Alimentando esta ideia, propõem-se temas de grande interesse prático no caderno JULGAR, orientados para a sua dimensão de instrumento de trabalho. Mariana Coimbra Piçarra analisa o direito de retenção do promitente-comprador, um dos temas que maior discussão têm suscitado, na sequência da interpretação fixada no Acórdão Uniformizador de Jurisprudência (STJ) n.º 4/2014. Ana Carolina Cardoso trata da mediação como um meio alternativo para a resolução dos litígios, deixando o seu olhar crítico sobre o papel ativo do juiz na tentativa de conciliação e apresentando um conjunto de propostas que visam proporcionar maior celeridade processual, designadamente a introdução da mediação no seio dos tribunais. Sofia Marques e Fernando Vieira trazem-nos um olhar médico sobre o sistema de interdição e de inabilitação, incluindo as suas limitações como resposta a uma situação de incapacidade, referindo os principais problemas do atual regime jurídico português nesta matéria e apontando, para futuro, o caminho da alternativa menos restritiva e da criação de novas medidas.

Publicam‑se, no caderno DEBATER, algumas das intervenções da conferência internacional “Tribunais Constitucionais: entre o Político e o Jurídico”, organizada no passado dia 30 de junho de 2017 pela Associação Sindical dos Juízes Portugueses e pela MEDEL – Magistrats Européens pour la Démocratie et les Libertés, com a colaboração da Escola de Direito do Porto da Universidade Católica Portuguesa e da ANESC – Academic Network on European Social Charter and Social Rights.

A especial natureza e papel dos tribunais constitucionais – órgãos a quem cabe apreciar atos políticos de acordo com critérios estritamente jurídicos – coloca‑os na linha da frente do combate pela independência do Poder Judicial. Muitas vezes olhados pelos demais tribunais como órgãos “politizados” (pela forma como os seus juízes são escolhidos) e pelo poder político como “força de bloqueio” sem legitimidade democrática (atenta a não eleição dos seus juízes), é especialmente nos momentos de crise que a independência dos tribunais constitucionais se revela essencial e mais é posta à prova.
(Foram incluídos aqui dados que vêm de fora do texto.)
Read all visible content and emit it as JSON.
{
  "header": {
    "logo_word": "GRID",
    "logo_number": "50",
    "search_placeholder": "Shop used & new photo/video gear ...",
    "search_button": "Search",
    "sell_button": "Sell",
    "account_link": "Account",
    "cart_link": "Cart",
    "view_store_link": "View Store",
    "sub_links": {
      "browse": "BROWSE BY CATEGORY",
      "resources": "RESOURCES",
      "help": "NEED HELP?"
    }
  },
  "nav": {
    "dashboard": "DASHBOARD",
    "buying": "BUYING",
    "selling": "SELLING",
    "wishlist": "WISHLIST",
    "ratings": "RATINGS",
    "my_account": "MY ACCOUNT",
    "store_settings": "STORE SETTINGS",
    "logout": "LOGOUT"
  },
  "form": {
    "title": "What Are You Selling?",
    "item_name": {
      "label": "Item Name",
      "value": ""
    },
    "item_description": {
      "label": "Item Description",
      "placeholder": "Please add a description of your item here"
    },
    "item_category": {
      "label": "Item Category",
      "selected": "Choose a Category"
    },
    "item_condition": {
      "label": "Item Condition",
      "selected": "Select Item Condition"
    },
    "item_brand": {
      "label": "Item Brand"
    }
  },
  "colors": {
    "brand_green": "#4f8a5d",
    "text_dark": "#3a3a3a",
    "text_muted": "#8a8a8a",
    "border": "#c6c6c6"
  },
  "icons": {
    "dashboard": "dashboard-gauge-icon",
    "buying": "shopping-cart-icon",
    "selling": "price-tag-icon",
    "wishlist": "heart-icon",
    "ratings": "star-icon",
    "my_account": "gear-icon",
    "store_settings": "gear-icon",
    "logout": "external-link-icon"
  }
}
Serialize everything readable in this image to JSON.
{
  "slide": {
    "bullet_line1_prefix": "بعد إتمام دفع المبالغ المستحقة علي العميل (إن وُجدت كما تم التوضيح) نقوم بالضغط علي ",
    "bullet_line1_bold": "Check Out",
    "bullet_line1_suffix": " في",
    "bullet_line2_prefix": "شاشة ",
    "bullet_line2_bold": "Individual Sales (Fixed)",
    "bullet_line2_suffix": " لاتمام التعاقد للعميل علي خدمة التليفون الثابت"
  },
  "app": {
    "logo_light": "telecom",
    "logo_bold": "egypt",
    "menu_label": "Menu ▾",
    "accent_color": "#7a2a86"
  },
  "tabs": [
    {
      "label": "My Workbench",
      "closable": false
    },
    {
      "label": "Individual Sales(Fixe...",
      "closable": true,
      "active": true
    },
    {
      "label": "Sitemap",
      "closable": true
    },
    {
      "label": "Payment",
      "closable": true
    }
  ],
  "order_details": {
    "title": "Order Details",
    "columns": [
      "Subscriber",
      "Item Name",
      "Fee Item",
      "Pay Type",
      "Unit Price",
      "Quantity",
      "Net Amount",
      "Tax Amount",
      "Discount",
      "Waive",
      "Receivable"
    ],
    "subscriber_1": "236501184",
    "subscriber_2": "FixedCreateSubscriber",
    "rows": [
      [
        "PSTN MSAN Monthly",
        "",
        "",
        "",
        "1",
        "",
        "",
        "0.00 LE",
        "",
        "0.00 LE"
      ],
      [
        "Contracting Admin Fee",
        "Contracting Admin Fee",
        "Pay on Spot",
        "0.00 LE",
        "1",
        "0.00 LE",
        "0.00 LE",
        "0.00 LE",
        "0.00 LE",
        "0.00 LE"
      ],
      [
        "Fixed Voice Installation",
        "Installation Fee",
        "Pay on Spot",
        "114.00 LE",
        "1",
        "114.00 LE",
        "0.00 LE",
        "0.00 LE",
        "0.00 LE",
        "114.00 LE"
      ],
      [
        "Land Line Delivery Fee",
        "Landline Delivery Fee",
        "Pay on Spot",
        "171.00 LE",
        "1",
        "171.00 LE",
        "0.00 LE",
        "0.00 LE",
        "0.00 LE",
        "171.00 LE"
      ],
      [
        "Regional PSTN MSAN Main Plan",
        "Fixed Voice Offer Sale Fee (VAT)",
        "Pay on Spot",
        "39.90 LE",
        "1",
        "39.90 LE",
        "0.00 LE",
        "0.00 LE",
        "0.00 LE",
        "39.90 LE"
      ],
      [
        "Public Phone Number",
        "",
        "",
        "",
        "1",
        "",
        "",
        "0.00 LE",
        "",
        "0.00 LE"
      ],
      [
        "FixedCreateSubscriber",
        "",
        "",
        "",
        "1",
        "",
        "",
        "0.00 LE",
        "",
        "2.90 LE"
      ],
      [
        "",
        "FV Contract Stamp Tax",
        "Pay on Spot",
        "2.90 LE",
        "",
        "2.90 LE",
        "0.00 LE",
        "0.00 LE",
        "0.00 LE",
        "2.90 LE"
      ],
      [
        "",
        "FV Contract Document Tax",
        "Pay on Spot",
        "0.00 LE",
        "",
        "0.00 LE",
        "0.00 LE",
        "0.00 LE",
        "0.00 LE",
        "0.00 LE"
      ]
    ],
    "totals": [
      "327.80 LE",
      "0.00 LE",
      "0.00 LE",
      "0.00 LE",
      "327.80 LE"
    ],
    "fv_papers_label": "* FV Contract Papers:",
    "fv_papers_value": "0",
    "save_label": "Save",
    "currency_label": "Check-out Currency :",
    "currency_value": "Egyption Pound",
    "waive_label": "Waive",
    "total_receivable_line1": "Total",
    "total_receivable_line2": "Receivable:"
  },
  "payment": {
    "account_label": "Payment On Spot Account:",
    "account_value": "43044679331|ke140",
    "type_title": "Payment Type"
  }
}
No passado recente, em Portugal, esteve o Tribunal Constitucional na linha de mira quando foi chamado a pronunciar-se sobre as medidas de austeridade aprovadas pelo governo em cumprimento do programa de auxílio financeiro da chamada Troika e também aí foi alvo de críticas de todos os quadrantes: de um lado, aqueles que reclamavam uma maior intervenção e defesa intransigente do texto da Constituição; de outro, os que exigiam mais neutralidade e a ponderação de critérios de oportunidade e conjunturais na apreciação das medidas de austeridade económica. A intervenção do Tribunal Constitucional nesse período é analisada no texto do Mestre Pedro Coutinho (o qual, numa exceção à regra editorial desta revista, se opta por publicar também na sua versão original inglesa, por ter sido a língua na qual originalmente foi escrito, uma vez que se destinava aos participantes estrangeiros da conferência), que faz uma resenha dos principais acórdãos proferidos durante o período da austeridade económico‑financeira.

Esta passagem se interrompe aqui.